- Thu Mar 29, 2018 6:22 pm
It seems like you are confusing two concepts here, martinbeslu, and falling into the trap of answer A as a result. The stimulus is about individuals buying cars and comparing the prices of the cars to individual income. Answer A is not about individual income, but about household income. If the author had concluded that households are spending more on new car purchases, answer A would weaken that claim, but that isn't the claim in the stimulus.
Imagine this: I make $40k per year, my wife makes $60k per year, and my daughter, who lives with us, makes $100k per year. I buy a car for $15k. Not "we" buy a car, but "I" buy a car - an individual buyer. The argument is that the price of that car is a larger percentage of my income than it used to be. What do the incomes of my wife and daughter have to do with this calculation? Nothing, because we aren't talking about household income or about a family buying a car.

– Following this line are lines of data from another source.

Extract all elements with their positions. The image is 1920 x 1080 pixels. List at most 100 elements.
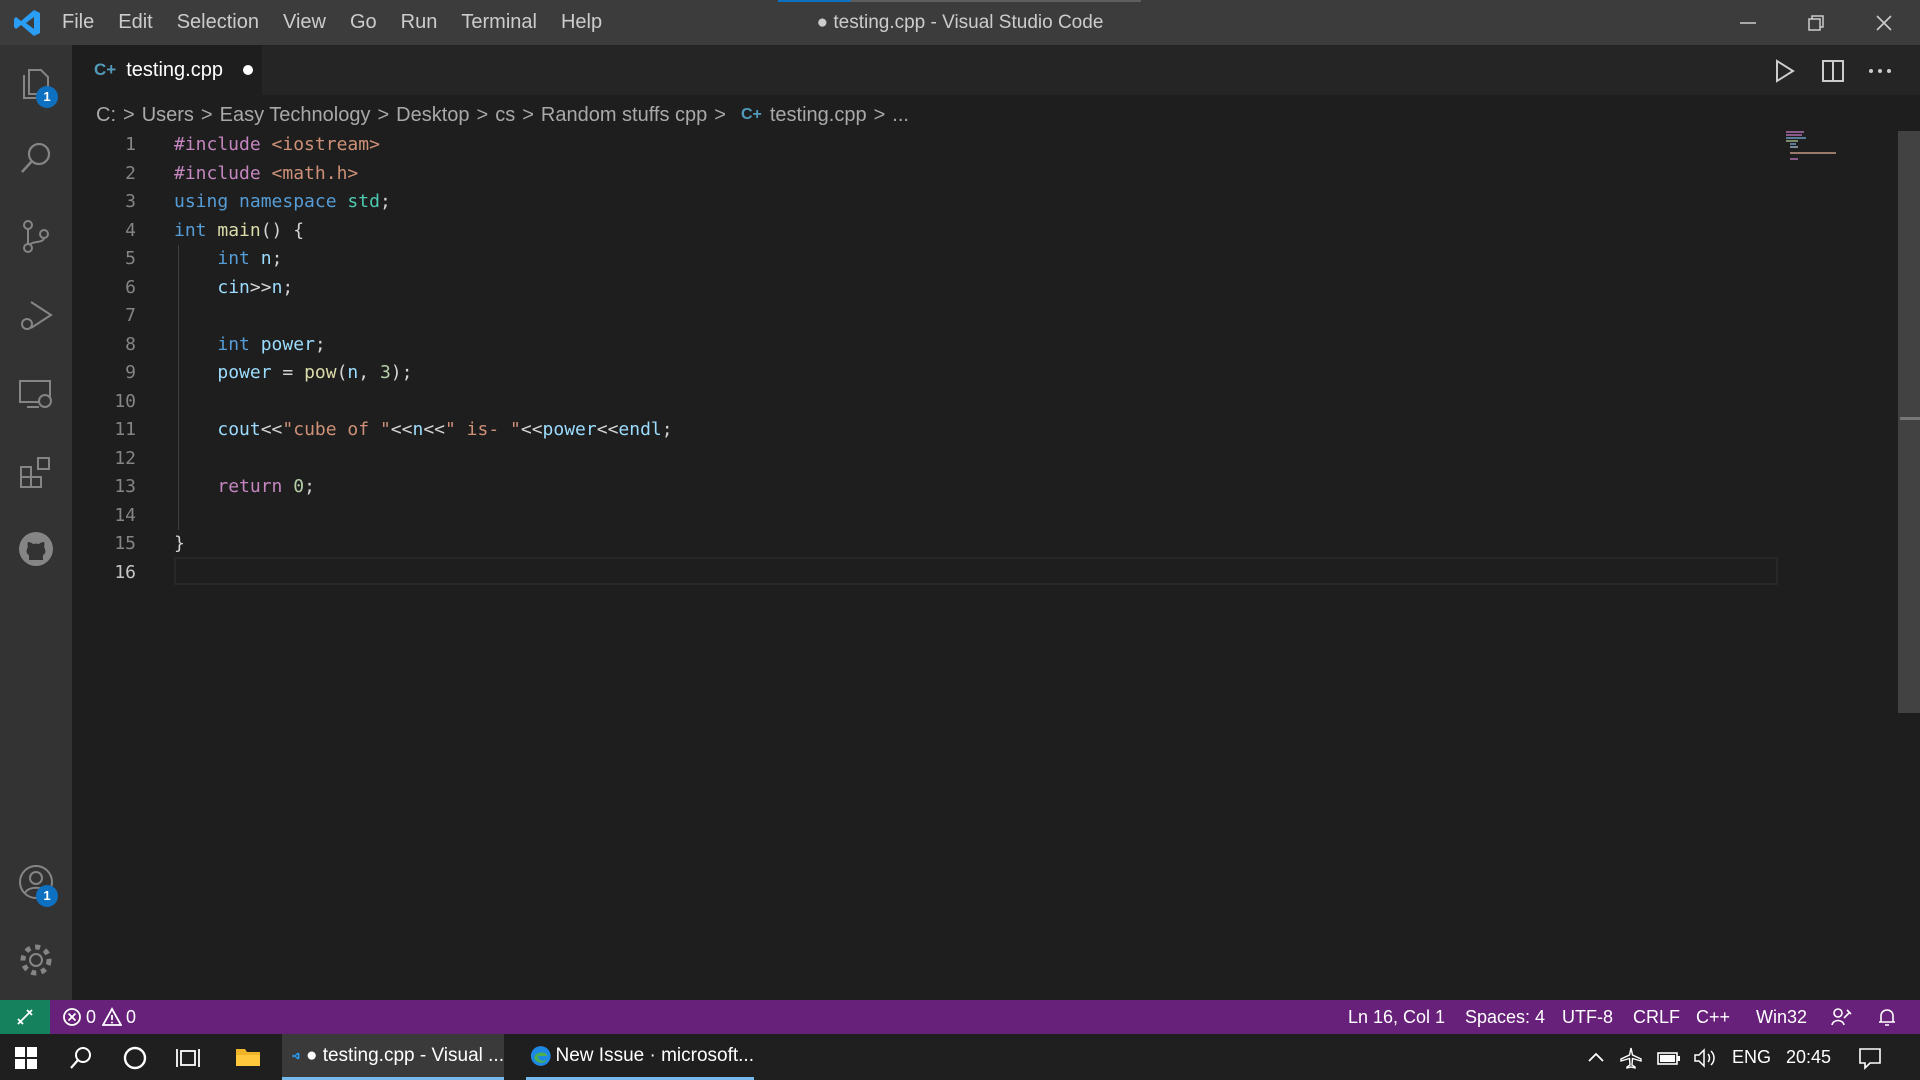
language-mode[interactable]: C++ — [1696, 1000, 1730, 1034]
minimap[interactable] — [1786, 131, 1896, 161]
tabs-bar — [72, 45, 1920, 95]
menu-go[interactable]: Go — [338, 11, 389, 34]
battery-button[interactable] — [1656, 1046, 1682, 1070]
encoding[interactable]: UTF-8 — [1562, 1000, 1613, 1034]
menu-terminal[interactable]: Terminal — [449, 11, 549, 34]
file-explorer-button[interactable] — [234, 1044, 262, 1070]
more-actions-button[interactable] — [1866, 57, 1894, 85]
close-icon — [1876, 14, 1892, 31]
code-token: n — [412, 419, 424, 440]
menu-edit[interactable]: Edit — [106, 11, 164, 34]
breadcrumb-item[interactable]: cs — [495, 104, 515, 127]
explorer-button[interactable]: 1 — [0, 48, 72, 118]
problems-button[interactable]: 0 0 — [62, 1000, 136, 1034]
breadcrumb-item[interactable]: Users — [142, 104, 194, 127]
extensions-icon — [20, 457, 50, 488]
remote-indicator-button[interactable] — [0, 1000, 50, 1034]
cortana-button[interactable] — [122, 1045, 148, 1071]
minimize-button[interactable] — [1714, 0, 1782, 45]
remote-icon — [17, 1009, 33, 1025]
breadcrumb-item[interactable]: Desktop — [396, 104, 469, 127]
line-number: 3 — [125, 191, 136, 212]
code-line[interactable]: cin>>n; — [174, 274, 293, 303]
code-token: ; — [661, 419, 673, 440]
tab-testing-cpp[interactable]: C+ testing.cpp — [72, 45, 262, 95]
breadcrumb-item[interactable]: C: — [96, 104, 116, 127]
code-line[interactable]: } — [174, 530, 185, 559]
settings-button[interactable] — [0, 925, 72, 995]
code-token: return — [217, 476, 283, 497]
search-button[interactable] — [0, 123, 72, 193]
code-line[interactable]: int n; — [174, 245, 282, 274]
taskbar-edge[interactable]: New Issue · microsoft... — [526, 1034, 754, 1080]
scrollbar[interactable] — [1898, 131, 1920, 713]
code-line[interactable]: int power; — [174, 331, 325, 360]
play-icon — [1776, 59, 1795, 83]
extensions-button[interactable] — [0, 437, 72, 507]
notifications-button[interactable] — [1876, 1006, 1898, 1028]
action-center-button[interactable] — [1857, 1045, 1883, 1071]
menu-selection[interactable]: Selection — [165, 11, 271, 34]
line-number: 6 — [125, 276, 136, 298]
show-hidden-icons-button[interactable] — [1585, 1047, 1607, 1069]
breadcrumb-item[interactable]: Random stuffs cpp — [541, 104, 707, 127]
menu-run[interactable]: Run — [389, 11, 450, 34]
code-line[interactable]: #include <math.h> — [174, 160, 358, 189]
code-line[interactable]: return 0; — [174, 473, 315, 502]
menu-view[interactable]: View — [271, 11, 338, 34]
code-token: int — [174, 219, 207, 241]
taskbar-vscode[interactable]: ● testing.cpp - Visual ... — [282, 1034, 504, 1080]
unsaved-dot-icon[interactable] — [242, 65, 253, 75]
taskbar-edge-label: New Issue · microsoft... — [555, 1044, 755, 1066]
code-token: ; — [379, 191, 391, 212]
code-token: << — [520, 419, 543, 440]
start-button[interactable] — [14, 1046, 38, 1070]
run-debug-button[interactable] — [0, 280, 72, 350]
indentation[interactable]: Spaces: 4 — [1465, 1000, 1545, 1034]
code-line[interactable]: power = pow(n, 3); — [174, 359, 412, 388]
restore-button[interactable] — [1782, 0, 1850, 45]
code-line[interactable]: using namespace std; — [174, 188, 391, 217]
airplane-mode-button[interactable] — [1619, 1046, 1643, 1070]
line-number: 13 — [114, 476, 136, 497]
restore-icon — [1808, 14, 1824, 31]
breadcrumb-item[interactable]: Easy Technology — [220, 104, 371, 127]
breadcrumb-item[interactable]: ... — [892, 104, 909, 127]
chevron-right-icon: > — [873, 103, 886, 126]
code-token: std — [347, 191, 380, 212]
chevron-right-icon: > — [522, 103, 534, 126]
source-control-button[interactable] — [0, 201, 72, 271]
airplane-icon — [1620, 1047, 1642, 1069]
taskbar-search-button[interactable] — [68, 1045, 94, 1071]
cursor-position[interactable]: Ln 16, Col 1 — [1348, 1000, 1445, 1034]
github-button[interactable] — [0, 514, 72, 584]
code-token: #include — [174, 162, 261, 184]
code-line[interactable]: #include <iostream> — [174, 131, 380, 160]
menu-file[interactable]: File — [50, 11, 106, 34]
run-file-button[interactable] — [1770, 57, 1798, 85]
code-line[interactable]: int main() { — [174, 217, 304, 246]
code-line[interactable]: cout<<"cube of "<<n<<" is- "<<power<<end… — [174, 416, 673, 445]
chevron-right-icon: > — [123, 103, 135, 126]
platform[interactable]: Win32 — [1756, 1000, 1807, 1034]
volume-button[interactable] — [1692, 1046, 1718, 1070]
clock[interactable]: 20:45 — [1786, 1034, 1831, 1080]
accounts-button[interactable]: 1 — [0, 847, 72, 917]
feedback-button[interactable] — [1830, 1006, 1852, 1028]
task-view-button[interactable] — [175, 1045, 201, 1071]
split-editor-button[interactable] — [1819, 57, 1847, 85]
code-token: using — [174, 191, 229, 212]
error-icon — [63, 1008, 81, 1026]
chevron-right-icon: > — [377, 103, 390, 126]
breadcrumb-item[interactable]: testing.cpp — [770, 104, 867, 127]
input-language[interactable]: ENG — [1732, 1034, 1771, 1080]
remote-explorer-button[interactable] — [0, 359, 72, 429]
warning-icon — [102, 1007, 123, 1026]
close-button[interactable] — [1850, 0, 1918, 45]
warning-count: 0 — [126, 1007, 137, 1027]
tab-label: testing.cpp — [126, 58, 223, 81]
end-of-line[interactable]: CRLF — [1633, 1000, 1680, 1034]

Now, if "we" all pooled our money and bought the car, then we wouldn't be "an individual" buying a car, but a group buying a car. If that is more common today than it used to be, that hurts the argument. Maybe all cars today are sold to groups, like families and corporations and charitable organizations, and only incredibly wealthy individuals buy cars by themselves anymore. THAT would hurt the claim that individuals are, on average, spending a higher portion of their income on cars now than they used to. That's what answer E is all about, showing us that individual sales may not be the same as they once were.

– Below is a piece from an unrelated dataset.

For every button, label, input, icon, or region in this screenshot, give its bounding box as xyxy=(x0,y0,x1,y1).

Put another way, what if the average price of a car went up because a whole new class of super-expensive cars was created, and those cars were only sold to corporations. Maybe self-driving cars, owned only by certain companies, cost a million bucks each, and they are fully responsible for pulling up the average price of new cars? Individuals could be spending the same percentage of their income that they always spent, even though the average price of a car has gone up relative to individual income.
Focus on the individuals here - that's the key to this argument! Don't confuse individuals with households or other groups!